Aslında girilen ilk ve son seçimin sonuçları da bu iki arada kalmışlığın yansımasıdır. Topluma HASPARTİ denkleminden çok genel başkanın profili üzerinden mesaj verilmesi yolu tercih edilmişken farklı bir sonuç beklemek anlamsızdır.
İslami çevrelere mensup isimlerle, sosyalistlerin birlikte siyaset yapma girişimi ikinci kez hayal kırıklığına dönüşmüştür. Kişisel beklentiler yada yapısal sorunlardan kaynaklı başarısızlıkların faturasının projeye kesilmesi büyük bir haksızlıktır. Böyle bir siyasal iddianın örgütlenme modeli ve öncelikli siyasal söyleminin de zaten farklı bir alternatif ortaya koyması gerekir.

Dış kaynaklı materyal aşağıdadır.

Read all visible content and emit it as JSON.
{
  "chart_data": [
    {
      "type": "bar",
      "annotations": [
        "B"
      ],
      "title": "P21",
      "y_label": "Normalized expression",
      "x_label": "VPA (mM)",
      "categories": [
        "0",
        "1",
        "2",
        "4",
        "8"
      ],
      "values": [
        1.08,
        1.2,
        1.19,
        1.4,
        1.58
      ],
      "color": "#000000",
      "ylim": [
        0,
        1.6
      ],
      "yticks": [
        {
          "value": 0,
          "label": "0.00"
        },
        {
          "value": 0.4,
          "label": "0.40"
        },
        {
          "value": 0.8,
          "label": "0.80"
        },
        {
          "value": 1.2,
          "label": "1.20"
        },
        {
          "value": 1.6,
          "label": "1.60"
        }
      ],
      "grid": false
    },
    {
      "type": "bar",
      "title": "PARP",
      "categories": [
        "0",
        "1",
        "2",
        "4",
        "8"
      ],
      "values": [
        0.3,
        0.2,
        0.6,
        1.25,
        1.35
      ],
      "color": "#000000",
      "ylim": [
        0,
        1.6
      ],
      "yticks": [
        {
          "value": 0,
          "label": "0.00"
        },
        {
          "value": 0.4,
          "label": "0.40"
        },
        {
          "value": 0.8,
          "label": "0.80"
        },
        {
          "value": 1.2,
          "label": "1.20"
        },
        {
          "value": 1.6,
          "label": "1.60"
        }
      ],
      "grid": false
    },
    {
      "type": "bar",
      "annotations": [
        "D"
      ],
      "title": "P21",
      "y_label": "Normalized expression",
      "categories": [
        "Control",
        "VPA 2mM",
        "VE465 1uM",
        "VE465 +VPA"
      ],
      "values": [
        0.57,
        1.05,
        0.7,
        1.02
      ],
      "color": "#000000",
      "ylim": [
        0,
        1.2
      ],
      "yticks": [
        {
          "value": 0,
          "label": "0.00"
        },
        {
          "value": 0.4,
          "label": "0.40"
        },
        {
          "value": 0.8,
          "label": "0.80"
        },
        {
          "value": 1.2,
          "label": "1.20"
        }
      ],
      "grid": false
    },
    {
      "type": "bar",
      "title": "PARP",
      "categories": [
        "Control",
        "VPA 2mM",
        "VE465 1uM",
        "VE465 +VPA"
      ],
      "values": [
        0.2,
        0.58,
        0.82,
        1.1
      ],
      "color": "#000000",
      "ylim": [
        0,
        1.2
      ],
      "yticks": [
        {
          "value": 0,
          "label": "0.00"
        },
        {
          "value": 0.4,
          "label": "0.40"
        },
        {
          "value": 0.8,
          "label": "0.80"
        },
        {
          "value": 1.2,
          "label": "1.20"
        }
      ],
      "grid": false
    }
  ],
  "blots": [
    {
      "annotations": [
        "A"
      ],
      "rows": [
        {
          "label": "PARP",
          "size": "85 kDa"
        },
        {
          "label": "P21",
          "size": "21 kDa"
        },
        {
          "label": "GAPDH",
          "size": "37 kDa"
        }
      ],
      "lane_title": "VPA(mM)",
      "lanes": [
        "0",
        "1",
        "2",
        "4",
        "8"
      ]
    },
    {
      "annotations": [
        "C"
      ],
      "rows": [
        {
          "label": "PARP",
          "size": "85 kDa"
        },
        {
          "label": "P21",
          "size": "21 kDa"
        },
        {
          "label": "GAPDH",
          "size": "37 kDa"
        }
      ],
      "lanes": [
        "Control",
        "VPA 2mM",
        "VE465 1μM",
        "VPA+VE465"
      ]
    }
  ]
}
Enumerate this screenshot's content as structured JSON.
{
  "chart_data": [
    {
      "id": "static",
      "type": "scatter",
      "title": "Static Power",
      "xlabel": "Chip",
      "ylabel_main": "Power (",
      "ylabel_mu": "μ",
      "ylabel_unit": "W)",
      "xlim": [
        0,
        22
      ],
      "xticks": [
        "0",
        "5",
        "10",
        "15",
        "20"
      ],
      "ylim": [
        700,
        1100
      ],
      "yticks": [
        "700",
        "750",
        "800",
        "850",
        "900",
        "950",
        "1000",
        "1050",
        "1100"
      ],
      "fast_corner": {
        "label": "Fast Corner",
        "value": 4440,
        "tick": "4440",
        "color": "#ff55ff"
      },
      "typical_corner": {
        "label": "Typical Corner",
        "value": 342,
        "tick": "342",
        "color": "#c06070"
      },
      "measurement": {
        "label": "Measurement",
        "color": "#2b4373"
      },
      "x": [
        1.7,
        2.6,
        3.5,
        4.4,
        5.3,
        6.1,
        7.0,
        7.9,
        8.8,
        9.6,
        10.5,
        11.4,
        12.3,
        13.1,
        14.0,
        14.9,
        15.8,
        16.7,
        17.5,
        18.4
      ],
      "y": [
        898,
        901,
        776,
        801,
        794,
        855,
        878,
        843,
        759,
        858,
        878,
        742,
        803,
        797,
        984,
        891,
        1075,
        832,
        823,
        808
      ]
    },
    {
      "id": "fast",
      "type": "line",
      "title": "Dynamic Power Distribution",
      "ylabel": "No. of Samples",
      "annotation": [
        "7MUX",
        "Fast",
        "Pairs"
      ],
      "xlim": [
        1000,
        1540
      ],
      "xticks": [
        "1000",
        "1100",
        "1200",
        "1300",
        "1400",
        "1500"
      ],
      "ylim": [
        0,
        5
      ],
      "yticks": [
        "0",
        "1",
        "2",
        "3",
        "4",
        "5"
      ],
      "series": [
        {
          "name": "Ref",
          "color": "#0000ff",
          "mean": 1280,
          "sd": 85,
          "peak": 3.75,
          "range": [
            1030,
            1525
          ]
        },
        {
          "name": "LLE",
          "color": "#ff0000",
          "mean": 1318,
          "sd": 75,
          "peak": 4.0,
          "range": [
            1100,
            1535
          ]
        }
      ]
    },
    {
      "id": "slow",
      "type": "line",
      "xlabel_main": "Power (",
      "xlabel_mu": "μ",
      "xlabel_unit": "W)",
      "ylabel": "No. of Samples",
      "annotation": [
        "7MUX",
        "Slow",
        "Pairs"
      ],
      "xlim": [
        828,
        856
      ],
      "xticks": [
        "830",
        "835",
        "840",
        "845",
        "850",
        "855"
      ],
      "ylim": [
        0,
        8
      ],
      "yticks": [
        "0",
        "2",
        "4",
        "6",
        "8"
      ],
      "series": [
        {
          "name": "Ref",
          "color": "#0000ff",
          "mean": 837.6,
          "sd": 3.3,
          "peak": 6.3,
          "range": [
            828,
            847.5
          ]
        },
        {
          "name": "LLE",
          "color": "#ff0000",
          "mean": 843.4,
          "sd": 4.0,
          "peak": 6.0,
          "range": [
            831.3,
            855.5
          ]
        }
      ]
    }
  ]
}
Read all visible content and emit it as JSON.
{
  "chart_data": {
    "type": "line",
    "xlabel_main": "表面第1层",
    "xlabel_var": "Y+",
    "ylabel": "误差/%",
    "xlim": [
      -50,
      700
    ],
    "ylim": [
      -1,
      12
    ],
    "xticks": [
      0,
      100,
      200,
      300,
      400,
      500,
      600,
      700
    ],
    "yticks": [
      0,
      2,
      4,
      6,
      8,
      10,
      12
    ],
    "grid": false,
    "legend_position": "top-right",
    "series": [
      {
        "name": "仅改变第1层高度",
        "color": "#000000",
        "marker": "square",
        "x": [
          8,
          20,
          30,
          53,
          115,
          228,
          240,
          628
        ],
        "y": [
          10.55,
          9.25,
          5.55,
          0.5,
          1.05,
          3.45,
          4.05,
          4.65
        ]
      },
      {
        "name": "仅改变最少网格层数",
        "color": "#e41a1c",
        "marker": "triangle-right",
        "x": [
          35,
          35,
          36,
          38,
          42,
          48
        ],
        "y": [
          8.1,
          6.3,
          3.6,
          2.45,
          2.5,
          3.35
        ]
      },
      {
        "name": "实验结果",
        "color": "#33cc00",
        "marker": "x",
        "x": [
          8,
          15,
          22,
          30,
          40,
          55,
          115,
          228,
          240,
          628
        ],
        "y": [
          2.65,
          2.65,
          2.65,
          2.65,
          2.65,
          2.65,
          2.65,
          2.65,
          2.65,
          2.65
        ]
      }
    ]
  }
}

Yıpranmamış bir lider yada denenmemiş bir siyasi aktör tek başına umut inşa etmeye yetmeyeceği gibi bazen tersi bir rol üstlenmeyi de beraberinde getirir. Görev bekleyen, dolayısı ile dengeleri gözeten bir muhalefet tarzı, son dönemde onlarca parti girişimini tarihe gömmüş, büyük emek ve heyecanları tüketmiştir.
Lider merkezli siyaset hevesi, kolay yoldan halkı ikna etme ve örgütleme macerasına dönüştüğünde başarısızlık kadar başarının da genel başkanın hanesine yazılacağı açıktır. Her türlü sorumluluğun paylaşıldığı bir parti örgütlenme modeli geliştirilmedikçe, bırakın Türkiye’yi demokratikleştirmeyi, kendi partiniz içinde demokratik, açık, katılımcı karar süreçleri işlevsel kılmanız mümkün değildir.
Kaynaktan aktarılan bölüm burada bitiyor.